Why the Amazon Doesn’t Really Produce 20% of the World’s Oxygen

March 11, 2020

The latest news has been that the Amazon forest has been on fire. This brought up many questions, including why the Amazon is so important to the world and how we would be affected if it was gone. 

Some are worried that since this huge forest is on fire, it is risking the world’s access to oxygen. But is it really? This forest who has earned the title of “Lungs of the Earth” has been very overestimated. There are many oxygen resources in the world and according to several scientists, the Amazon’s contribution is close to zero. 

The Amazon contributes to our earth in many ways that we don’t know, but one thing is that losing the oxygen it produces will not harm our earth the way we think it will.  According to scientists the estimate of tropical rainforests responsible for photosynthesis occuring on land is only 34 percent. The Amazon rainforest is only about half of that. That means that the Amazon generates about 16 percent of oxygen produced on land. 

To get technical, trees don’t only produce oxygen, they also consume it in a process called cellular respiration.

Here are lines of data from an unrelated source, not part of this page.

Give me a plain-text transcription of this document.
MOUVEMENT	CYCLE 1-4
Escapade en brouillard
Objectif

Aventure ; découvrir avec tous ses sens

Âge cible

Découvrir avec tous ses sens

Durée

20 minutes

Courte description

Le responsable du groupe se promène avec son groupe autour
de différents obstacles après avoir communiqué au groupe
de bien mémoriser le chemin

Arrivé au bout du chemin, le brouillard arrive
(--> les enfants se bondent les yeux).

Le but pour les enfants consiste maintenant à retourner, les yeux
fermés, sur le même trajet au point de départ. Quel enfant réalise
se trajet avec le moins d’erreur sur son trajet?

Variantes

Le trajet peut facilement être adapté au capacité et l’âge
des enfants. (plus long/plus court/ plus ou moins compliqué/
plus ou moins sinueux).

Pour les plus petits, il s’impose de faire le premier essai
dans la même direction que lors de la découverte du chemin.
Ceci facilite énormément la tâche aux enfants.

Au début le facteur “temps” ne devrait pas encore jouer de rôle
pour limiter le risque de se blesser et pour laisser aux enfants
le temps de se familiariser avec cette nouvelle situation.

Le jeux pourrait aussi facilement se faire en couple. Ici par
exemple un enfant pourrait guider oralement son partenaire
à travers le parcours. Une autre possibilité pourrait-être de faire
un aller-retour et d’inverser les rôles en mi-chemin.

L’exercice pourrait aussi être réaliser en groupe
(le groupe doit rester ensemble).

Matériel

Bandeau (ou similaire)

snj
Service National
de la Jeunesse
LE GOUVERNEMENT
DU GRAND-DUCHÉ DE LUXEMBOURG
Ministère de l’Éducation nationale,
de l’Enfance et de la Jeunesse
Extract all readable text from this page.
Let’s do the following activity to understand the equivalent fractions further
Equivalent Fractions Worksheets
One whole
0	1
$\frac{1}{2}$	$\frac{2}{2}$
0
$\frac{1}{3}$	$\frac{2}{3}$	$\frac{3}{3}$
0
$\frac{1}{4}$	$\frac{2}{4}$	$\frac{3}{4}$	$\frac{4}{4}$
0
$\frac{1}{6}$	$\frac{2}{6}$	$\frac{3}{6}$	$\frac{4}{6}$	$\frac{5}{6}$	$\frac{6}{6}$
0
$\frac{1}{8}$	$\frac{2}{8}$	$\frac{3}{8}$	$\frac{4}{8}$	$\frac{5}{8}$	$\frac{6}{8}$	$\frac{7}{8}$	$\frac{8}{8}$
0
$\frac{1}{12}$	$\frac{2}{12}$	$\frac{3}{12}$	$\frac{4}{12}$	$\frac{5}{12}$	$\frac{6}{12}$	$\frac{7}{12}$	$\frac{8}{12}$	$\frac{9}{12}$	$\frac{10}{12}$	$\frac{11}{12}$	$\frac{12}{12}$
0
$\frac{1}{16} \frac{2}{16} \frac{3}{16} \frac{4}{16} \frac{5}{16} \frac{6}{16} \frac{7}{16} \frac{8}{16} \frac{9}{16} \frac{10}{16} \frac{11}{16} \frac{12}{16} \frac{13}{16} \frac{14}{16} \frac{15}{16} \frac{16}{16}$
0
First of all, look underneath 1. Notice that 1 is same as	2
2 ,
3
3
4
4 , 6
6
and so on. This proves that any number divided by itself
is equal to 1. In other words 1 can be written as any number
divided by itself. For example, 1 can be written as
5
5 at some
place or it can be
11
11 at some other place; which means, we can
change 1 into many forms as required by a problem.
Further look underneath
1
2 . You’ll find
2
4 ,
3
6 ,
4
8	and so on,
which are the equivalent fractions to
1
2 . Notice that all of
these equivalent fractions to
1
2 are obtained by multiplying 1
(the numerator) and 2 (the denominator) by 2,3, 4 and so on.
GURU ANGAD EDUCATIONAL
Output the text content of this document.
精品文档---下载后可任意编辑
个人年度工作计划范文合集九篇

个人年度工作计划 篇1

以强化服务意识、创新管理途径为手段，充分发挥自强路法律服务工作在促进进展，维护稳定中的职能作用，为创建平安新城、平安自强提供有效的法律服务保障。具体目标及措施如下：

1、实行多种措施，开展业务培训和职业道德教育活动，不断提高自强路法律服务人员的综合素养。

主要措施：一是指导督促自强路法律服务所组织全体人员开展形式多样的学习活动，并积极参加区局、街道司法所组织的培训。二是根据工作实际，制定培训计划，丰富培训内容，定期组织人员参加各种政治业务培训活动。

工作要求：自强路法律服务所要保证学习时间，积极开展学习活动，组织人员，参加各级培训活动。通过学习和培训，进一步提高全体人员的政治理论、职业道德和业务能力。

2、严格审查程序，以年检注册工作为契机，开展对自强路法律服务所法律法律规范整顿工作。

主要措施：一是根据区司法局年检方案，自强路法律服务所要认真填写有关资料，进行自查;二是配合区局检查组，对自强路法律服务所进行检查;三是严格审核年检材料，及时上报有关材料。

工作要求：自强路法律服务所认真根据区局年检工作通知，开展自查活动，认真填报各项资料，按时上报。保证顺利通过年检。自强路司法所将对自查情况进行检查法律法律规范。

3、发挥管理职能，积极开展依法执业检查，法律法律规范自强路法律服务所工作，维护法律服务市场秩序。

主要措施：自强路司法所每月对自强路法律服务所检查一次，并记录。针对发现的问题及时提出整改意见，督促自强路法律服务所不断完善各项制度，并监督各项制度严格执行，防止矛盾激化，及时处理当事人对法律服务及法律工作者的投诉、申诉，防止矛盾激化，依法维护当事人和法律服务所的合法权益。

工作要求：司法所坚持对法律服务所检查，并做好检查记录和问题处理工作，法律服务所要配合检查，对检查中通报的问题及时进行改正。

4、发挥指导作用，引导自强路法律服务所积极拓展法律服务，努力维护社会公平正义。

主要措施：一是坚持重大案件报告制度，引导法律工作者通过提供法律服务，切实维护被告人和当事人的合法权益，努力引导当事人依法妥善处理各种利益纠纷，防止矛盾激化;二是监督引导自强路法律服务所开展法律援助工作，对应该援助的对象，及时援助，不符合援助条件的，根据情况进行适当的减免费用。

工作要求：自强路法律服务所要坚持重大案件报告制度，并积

This is where the plants convert sugars that they produced during the day into energy, using oxygen to power that whole process.  To sum this up, during the night when there is no sun for them to go through the photosynthesis process, they absorb oxygen to do this process. According to researchers, they inhale a little over half of the oxygen they produce for the world. 

Although the Amazon does produce and consume oxygen, it stabilizes rainfall cycles in South America and is crucial home for many plant and animal species.